Maktulün onbeş yıllık arkadaşı

Üç kamarot öteki ahçıbaşı

Dört bıçak çekip vurdular dört kişi

Cinayeti kör bir kayıkçı gördü

Ben gördüm kulaklarım gördü

Vapur kudurdu kuduz gibi böğürdü.

Hiç biriniz orada yoktunuz

 Ahmet Kaya’nın bu şarkısı aklıma geldi.

Hani bir söz daha var ya, “Sağır Sultan duydu” daha çok benzer kelimeler söylenebilir ama Ahmet Kaya’nın sözlerinde ki; “Cinayeti kör bir kayıkçı gördü Ben gördüm kulaklarım gördü Vapur kudurdu kuduz gibi böğürdü.
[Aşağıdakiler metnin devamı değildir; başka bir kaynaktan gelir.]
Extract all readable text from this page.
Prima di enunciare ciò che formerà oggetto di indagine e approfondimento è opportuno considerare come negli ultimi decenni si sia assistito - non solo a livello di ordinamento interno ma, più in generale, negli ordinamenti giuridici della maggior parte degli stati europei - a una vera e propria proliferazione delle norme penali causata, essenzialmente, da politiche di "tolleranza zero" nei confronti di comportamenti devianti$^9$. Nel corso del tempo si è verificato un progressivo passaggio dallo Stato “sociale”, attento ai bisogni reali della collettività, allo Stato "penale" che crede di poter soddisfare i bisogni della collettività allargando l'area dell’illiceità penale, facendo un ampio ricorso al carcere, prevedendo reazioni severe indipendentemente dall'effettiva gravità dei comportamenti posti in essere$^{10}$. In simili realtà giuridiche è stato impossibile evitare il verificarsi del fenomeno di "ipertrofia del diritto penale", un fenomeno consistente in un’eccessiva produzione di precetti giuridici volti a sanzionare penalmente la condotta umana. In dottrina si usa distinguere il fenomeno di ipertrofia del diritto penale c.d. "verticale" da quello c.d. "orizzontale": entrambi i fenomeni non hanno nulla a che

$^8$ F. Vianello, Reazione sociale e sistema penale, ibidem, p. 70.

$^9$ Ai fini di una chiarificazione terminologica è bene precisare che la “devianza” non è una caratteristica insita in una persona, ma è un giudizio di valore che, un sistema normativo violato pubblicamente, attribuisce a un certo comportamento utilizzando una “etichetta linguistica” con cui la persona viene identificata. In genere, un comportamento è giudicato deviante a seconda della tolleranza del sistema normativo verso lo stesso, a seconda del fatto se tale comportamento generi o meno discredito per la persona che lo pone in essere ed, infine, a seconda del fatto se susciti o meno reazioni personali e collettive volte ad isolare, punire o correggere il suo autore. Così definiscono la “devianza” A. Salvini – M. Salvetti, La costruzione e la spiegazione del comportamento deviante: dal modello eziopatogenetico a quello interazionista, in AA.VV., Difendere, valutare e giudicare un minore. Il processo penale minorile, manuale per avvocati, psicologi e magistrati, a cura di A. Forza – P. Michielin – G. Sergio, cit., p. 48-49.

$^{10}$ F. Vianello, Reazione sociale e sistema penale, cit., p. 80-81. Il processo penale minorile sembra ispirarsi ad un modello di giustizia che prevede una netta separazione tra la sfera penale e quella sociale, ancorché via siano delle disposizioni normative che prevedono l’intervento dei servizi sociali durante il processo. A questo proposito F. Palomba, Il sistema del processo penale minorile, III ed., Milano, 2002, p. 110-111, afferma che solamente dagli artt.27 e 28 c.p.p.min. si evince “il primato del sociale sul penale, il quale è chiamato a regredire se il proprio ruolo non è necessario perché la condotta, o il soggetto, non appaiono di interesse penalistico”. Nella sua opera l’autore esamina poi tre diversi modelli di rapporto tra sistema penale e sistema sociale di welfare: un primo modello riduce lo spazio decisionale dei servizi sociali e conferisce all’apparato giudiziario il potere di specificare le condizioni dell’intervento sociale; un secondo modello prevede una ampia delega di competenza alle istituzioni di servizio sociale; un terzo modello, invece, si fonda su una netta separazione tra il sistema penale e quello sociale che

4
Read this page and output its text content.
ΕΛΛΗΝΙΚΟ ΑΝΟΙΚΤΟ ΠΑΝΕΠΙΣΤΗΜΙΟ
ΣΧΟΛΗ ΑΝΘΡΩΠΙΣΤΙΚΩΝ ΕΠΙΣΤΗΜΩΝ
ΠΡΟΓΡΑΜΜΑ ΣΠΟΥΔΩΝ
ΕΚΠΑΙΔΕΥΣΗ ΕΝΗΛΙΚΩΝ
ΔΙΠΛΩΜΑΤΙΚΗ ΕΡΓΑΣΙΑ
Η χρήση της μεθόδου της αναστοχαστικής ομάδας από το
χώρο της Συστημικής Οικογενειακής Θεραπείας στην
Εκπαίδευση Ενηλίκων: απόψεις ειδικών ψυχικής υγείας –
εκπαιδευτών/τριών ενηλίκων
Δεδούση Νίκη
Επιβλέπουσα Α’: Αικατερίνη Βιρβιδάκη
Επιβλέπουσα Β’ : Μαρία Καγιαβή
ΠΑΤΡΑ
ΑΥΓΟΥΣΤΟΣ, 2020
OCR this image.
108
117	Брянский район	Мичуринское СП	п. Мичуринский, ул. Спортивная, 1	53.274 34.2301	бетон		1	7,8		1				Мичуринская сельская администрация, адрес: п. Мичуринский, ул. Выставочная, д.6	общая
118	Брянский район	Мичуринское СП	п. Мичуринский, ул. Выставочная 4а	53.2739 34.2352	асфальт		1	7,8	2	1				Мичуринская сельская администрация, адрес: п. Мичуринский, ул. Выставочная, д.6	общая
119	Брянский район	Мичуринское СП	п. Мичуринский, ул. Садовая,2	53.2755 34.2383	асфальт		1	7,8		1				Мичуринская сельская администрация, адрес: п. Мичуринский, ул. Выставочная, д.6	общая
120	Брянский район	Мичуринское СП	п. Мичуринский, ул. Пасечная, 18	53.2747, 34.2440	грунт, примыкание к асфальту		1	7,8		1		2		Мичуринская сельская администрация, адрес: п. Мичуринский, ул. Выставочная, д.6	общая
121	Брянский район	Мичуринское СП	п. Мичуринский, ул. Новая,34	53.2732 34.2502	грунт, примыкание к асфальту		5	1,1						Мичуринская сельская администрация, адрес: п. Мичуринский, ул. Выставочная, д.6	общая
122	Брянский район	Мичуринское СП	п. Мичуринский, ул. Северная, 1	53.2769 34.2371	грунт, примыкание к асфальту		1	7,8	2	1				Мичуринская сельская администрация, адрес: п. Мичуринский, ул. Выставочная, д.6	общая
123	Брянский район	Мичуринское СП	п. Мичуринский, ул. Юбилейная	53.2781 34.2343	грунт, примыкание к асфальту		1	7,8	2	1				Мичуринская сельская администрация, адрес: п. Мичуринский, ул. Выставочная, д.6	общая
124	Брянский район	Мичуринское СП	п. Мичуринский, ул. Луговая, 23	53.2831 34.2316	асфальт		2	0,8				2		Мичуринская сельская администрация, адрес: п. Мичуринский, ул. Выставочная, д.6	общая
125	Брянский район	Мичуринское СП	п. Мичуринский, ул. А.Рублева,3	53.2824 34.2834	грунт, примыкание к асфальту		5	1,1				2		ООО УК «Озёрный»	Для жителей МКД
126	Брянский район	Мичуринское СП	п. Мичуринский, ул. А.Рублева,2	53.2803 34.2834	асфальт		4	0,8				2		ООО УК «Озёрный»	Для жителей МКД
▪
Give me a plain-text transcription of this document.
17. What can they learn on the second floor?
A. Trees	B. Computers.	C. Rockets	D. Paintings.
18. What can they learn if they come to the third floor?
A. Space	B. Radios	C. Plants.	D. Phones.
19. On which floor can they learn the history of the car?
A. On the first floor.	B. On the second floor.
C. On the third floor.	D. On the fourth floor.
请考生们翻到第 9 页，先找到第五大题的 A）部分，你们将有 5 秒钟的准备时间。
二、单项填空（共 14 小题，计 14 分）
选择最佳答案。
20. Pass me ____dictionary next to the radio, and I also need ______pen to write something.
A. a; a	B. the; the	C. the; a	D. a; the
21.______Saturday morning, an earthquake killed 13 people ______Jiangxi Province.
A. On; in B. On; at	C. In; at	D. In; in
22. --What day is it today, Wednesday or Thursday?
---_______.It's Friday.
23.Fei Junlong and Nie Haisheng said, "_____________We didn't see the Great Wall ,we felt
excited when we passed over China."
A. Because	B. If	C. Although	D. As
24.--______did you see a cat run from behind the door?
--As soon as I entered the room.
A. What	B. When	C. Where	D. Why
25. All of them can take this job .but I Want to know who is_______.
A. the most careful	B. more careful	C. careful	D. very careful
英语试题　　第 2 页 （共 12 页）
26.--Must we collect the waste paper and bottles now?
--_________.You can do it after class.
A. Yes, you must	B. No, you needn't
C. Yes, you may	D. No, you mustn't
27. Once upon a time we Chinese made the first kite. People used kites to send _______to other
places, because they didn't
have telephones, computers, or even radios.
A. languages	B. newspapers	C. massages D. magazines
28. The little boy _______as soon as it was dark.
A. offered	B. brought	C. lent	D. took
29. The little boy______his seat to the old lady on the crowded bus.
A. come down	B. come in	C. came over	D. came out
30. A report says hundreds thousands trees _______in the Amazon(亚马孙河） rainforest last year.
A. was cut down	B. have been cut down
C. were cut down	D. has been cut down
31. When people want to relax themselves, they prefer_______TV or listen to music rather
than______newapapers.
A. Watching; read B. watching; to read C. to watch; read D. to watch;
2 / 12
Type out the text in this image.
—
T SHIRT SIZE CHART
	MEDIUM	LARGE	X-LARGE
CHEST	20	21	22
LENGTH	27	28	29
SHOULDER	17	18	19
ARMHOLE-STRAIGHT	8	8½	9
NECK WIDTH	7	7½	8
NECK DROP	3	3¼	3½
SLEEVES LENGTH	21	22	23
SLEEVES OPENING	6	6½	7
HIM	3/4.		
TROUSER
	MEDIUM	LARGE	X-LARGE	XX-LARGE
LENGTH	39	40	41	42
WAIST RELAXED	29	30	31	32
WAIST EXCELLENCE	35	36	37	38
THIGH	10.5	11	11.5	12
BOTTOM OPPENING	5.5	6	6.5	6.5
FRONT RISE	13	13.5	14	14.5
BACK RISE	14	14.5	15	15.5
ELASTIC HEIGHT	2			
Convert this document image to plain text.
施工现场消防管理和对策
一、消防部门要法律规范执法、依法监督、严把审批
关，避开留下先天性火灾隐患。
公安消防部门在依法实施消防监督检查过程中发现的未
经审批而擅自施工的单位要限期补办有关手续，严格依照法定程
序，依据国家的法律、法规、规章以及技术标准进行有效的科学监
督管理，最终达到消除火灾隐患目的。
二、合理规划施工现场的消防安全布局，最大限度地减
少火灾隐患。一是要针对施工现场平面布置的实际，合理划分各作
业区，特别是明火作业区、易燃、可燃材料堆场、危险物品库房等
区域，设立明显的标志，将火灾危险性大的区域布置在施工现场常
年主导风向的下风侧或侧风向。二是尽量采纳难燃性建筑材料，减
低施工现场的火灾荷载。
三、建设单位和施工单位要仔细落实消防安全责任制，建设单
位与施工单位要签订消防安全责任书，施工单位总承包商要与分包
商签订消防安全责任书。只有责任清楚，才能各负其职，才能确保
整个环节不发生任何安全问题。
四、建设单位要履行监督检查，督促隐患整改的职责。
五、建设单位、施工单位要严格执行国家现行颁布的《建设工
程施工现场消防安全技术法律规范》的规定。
Hiç biriniz orada yoktunuz” Bu paragraf aslında Maden İşçilerinin örgütlü bulunduğu GMİS üst yönetiminin Amasra’da yaşanan cinayet sonrasını çok daha güzel anlatıyor.

Olayın yaşandığı andan itibaren herkes dili döndüğünce bir şeyler söyledi. Kendi penceresinden.

İki yetkili kesim konuşmadı.

Biri işveren konumunda ki TTK Genel Müdürü Kazım Eroğlu, diğeri GMİS Genel Başkanı Hakan Yeşil.

Hakan Yeşil ve Merkez Yönetimi bu sınavdan geçemedi.

Belki kendi gelecekleri açısından geçtiler.

Ama tarihe Maden İşçilerinin mücadele tarihine kara leke olarak geçtiler.

GMİS ne zaman konuştu. Olayın üzerinden günler geçtikten sonra yapılan Genişletilmiş Başkanlar Kurulu Toplantısı’da 18 EKİM 2022’de Genişletilmiş Başkanlar Kurulu sonrası Sonuç bildirisi yayınlandı.

Tam bir ‘işveren ağzı’ gibi.

Yani açıklama 41 Maden işçisinin yaşamını yitirdiği ve ailelerinin feryat ettiği ve kamuoyuna, cumhurbaşkanına kadar yüzlerine haykırdığı ‘iş cinayeti” haykırışını GMİS yöneticileri diyemedi.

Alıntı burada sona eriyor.